State Supreme Court Says Secret Software Used In Sentencing Determinations Not A Violation Of Due Process Rights
from the not-as-long-as-it's-used-perfectly-within-an-impossible-set-of-confines dept
An algorithm is deciding certain criminal defendants should spend more time in prison. And that determination can't be fully challenged because the code belongs to a private company which provides the software to the government.
Eric Loomis was determined to be a "high risk" defendant, based on something called a "COMPAS score." COMPAS -- Criminal Offender Management Profiling for Alternative Sanctions -- cranks out Presentence Investigation Reports for use in the courtroom, utilizing a number of factors to generate a score that lets judges know how likely the defendant is to re-offend.
The problems with this system are numerous. For one, the code is proprietary, so defendants aren't allowed to examine the factors that lead to this determination, unlike other sentencing guidelines created by the government, which are open to the public to examine.
Another problem is that the algorithm engages in demographic profiling -- generally considered to be a bad thing when it comes to determining criminal behavior.
Back in May ProPublica published an investigation into the risk-assessment software that found that the algorithms were racially biased. ProPublica looked at the scores given to white people and black people and then whether the predictions were correct (by looking at whether they actually committed or didn’t commit crimes); they found that in Broward County, Florida, which was using software from a company called Northpointe, black people were mislabeled with high scores and that white people were more likely to be mislabeled with low scores.
"Fits the profile" is the new "fits the description" -- something that seems predisposed to putting blacks behind bars more frequently and for longer periods of time.

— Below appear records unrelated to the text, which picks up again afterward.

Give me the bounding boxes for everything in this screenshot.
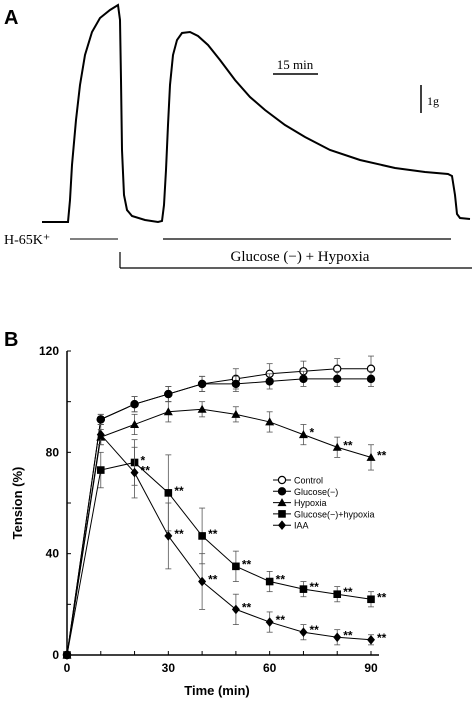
x-tick-label: 30 [162,661,176,675]
data-point-glucose-hypoxia [164,489,173,497]
legend-label-glucose: Glucose(−) [294,487,338,497]
data-point-hypoxia [298,430,308,439]
significance-mark-iaa: ** [242,600,252,614]
data-point-iaa [164,531,173,541]
legend-marker-hypoxia [277,498,287,507]
stimulus-hypoxia-label: Glucose (−) + Hypoxia [231,249,370,265]
series-line-glucose [66,378,371,656]
x-axis-title: Time (min) [184,683,250,698]
data-point-iaa [198,576,207,587]
significance-mark-glucose-hypoxia: * [141,453,146,467]
significance-mark-glucose-hypoxia: ** [276,573,286,587]
significance-mark-glucose-hypoxia: ** [343,585,353,599]
series-line-iaa [66,433,372,656]
legend-marker-control [277,475,287,485]
panel-a-label: A [4,7,18,29]
data-point-iaa [231,604,240,615]
significance-mark-glucose-hypoxia: ** [242,557,252,571]
x-tick-label: 60 [263,661,277,675]
data-point-iaa [63,650,71,660]
data-point-iaa [130,467,139,478]
data-point-iaa [265,617,274,627]
data-point-hypoxia [332,442,342,451]
data-point-glucose [333,374,342,384]
legend-label-control: Control [294,476,323,486]
data-point-hypoxia [197,404,207,413]
y-axis-title: Tension (%) [10,467,25,540]
x-tick-label: 0 [64,661,71,675]
significance-mark-iaa: ** [377,631,387,645]
data-point-hypoxia [130,419,140,428]
significance-mark-iaa: ** [343,628,353,642]
y-tick-label: 120 [39,344,59,358]
data-point-glucose [265,377,274,386]
data-point-glucose-hypoxia [333,590,342,598]
data-point-hypoxia [366,452,376,461]
data-point-hypoxia [265,417,275,426]
significance-mark-iaa: ** [309,623,319,637]
y-tick-label: 40 [46,547,60,561]
data-point-glucose-hypoxia [299,585,308,593]
data-point-glucose-hypoxia [232,562,240,571]
data-point-iaa [299,627,308,637]
y-tick-label: 80 [46,445,60,459]
significance-mark-iaa: ** [276,613,286,627]
significance-mark-glucose-hypoxia: ** [309,580,319,594]
legend-label-glucose-hypoxia: Glucose(−)+hypoxia [294,509,375,519]
x-tick-label: 90 [364,661,378,675]
data-point-glucose-hypoxia [96,466,105,474]
y-tick-label: 0 [52,648,59,662]
data-point-iaa [96,429,105,440]
significance-mark-glucose-hypoxia: ** [174,484,184,498]
data-point-glucose-hypoxia [265,577,274,586]
legend-marker-glucose [277,487,287,496]
significance-mark-iaa: ** [141,464,151,478]
force-scale-label: 1g [427,94,439,108]
legend-marker-iaa [278,520,286,530]
data-point-glucose [299,374,308,384]
significance-mark-glucose-hypoxia: ** [377,590,387,604]
data-point-iaa [333,632,342,643]
significance-mark-hypoxia: * [309,426,314,440]
significance-mark-glucose-hypoxia: ** [208,527,218,541]
significance-mark-hypoxia: ** [377,448,387,462]
series-line-hypoxia [66,408,372,656]
panel-b-label: B [4,329,18,351]
tension-trace [42,3,471,224]
data-point-iaa [367,635,375,645]
data-point-hypoxia [231,409,241,418]
data-point-glucose [96,415,105,424]
data-point-glucose [130,400,139,409]
legend-label-iaa: IAA [294,521,309,531]
significance-mark-iaa: ** [174,527,184,541]
series-line-glucose-hypoxia [66,461,372,656]
significance-mark-hypoxia: ** [343,438,353,452]
legend-label-hypoxia: Hypoxia [294,498,327,508]
data-point-glucose [366,374,376,384]
time-scale-label: 15 min [277,57,314,72]
stimulus-h65k-label: H-65K⁺ [4,233,50,248]
data-point-glucose [197,379,207,389]
legend-marker-glucose-hypoxia [278,510,286,518]
significance-mark-iaa: ** [208,573,218,587]
data-point-hypoxia [163,407,173,416]
data-point-glucose [231,379,241,389]
data-point-glucose-hypoxia [367,595,375,604]
data-point-glucose [164,389,173,399]
data-point-glucose-hypoxia [198,532,206,540]
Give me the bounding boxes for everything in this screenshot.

Eric Loomis tried to challenge his COMPAS score but got nowhere with it, as the math behind it is locked up by Northpointe, which claims giving a defendant access to its trade secrets would pose a serious risk to its profitability.
Loomis argued that not giving him access posed a serious risk to his freedom. Allowing Northpointe to keep its algorithm secret was a violation of his due process rights, as it presented an unchallengeable score that could be used to keep him locked up longer than the normal range for the criminal activity he was convicted for.
His case went up the ladder to the Wisconsin Supreme Court, which has found [PDF] that defendants being unable to fully challenge a sentencing determination isn't a Constitutional problem.
Ultimately, we conclude that if used properly, observing the limitations and cautions set forth herein, a circuit court's consideration of a COMPAS risk assessment at sentencing does not violate a defendant's right to due process.
We determine that because the circuit court explained that its consideration of the COMPAS risk scores was supported by other independent factors, its use was not determinative in deciding whether Loomis could be supervised safely and effectively in the community. Therefore, the circuit court did not erroneously exercise its discretion. We further conclude that the circuit court's consideration of the read-in charges was not an erroneous exercise of discretion because it employed recognized legal standards.
Accordingly, we affirm the order of the circuit court denying Loomis's motion for post-conviction relief requesting a resentencing hearing.
The downside of this decision is that Northpointe cannot be forced to hand over its algorithm for examination by criminal defendants. The upside is that the court has issues with using COMPAS scores to determine sentence lengths.
[T]he opinion comes with some interesting caveats about things judges need to keep in mind when using risk scores in sentencing decisions: The two most important factors they’re asked to keep in mind is that software has been found to be racially biased and that the software needs to be constantly monitored and updated with new information. (If you’re relying on data from five or ten years ago, it’s not going to be accurate.)
The court also notes in passing that the software was never intended to be used to determine sentence lengths. It was supposed to used by the Department of Corrections to assess risks posed by parolees or those requesting parole. But it does not go so far as to forbid the use of COMPAS scores in sentencing decisions. Nor does it suggest that opening up the algorithm for examination might bring much-needed transparency to the sentencing process. Instead, the Supreme Court says judges must walk a very fine line when utilizing COMPAS scores.
The queasiness that judges feel about algorithmic risk-assesment is reflected in the concurring opinion filed by Justice Patience Drake Roggensack. “Reliance would violate due process protections,” she writes. “Accordingly, I write to clarify our holding in the majority opinion: consideration of COMPAS is permissible; reliance on COMPAS for the sentence imposed is not permissible.”
Unless a whole lot of judicial explanation accompanies every sentencing decision utilizing a COMPAS score, it's going to be almost impossible for defendants to tell whether a judge has just "considered" Northpointe's presentence investigation reports… or "relied" on them. Any sentence not hitting the upper end of the software's recommendations could be viewed as mere "consideration," even if "reliance" might be a more accurate term.
Without being allowed to closely examine COMPAS scores, defendants still aren't being given a chance to challenge any erroneous information that might be included in these reports. The court's reluctance to fully endorse the use of the software in sentencing decisions is a step forward, but it still allows judges to hand down sentences based on secret formulas that have already shown a predilection for recommending longer sentences to certain demographic groups.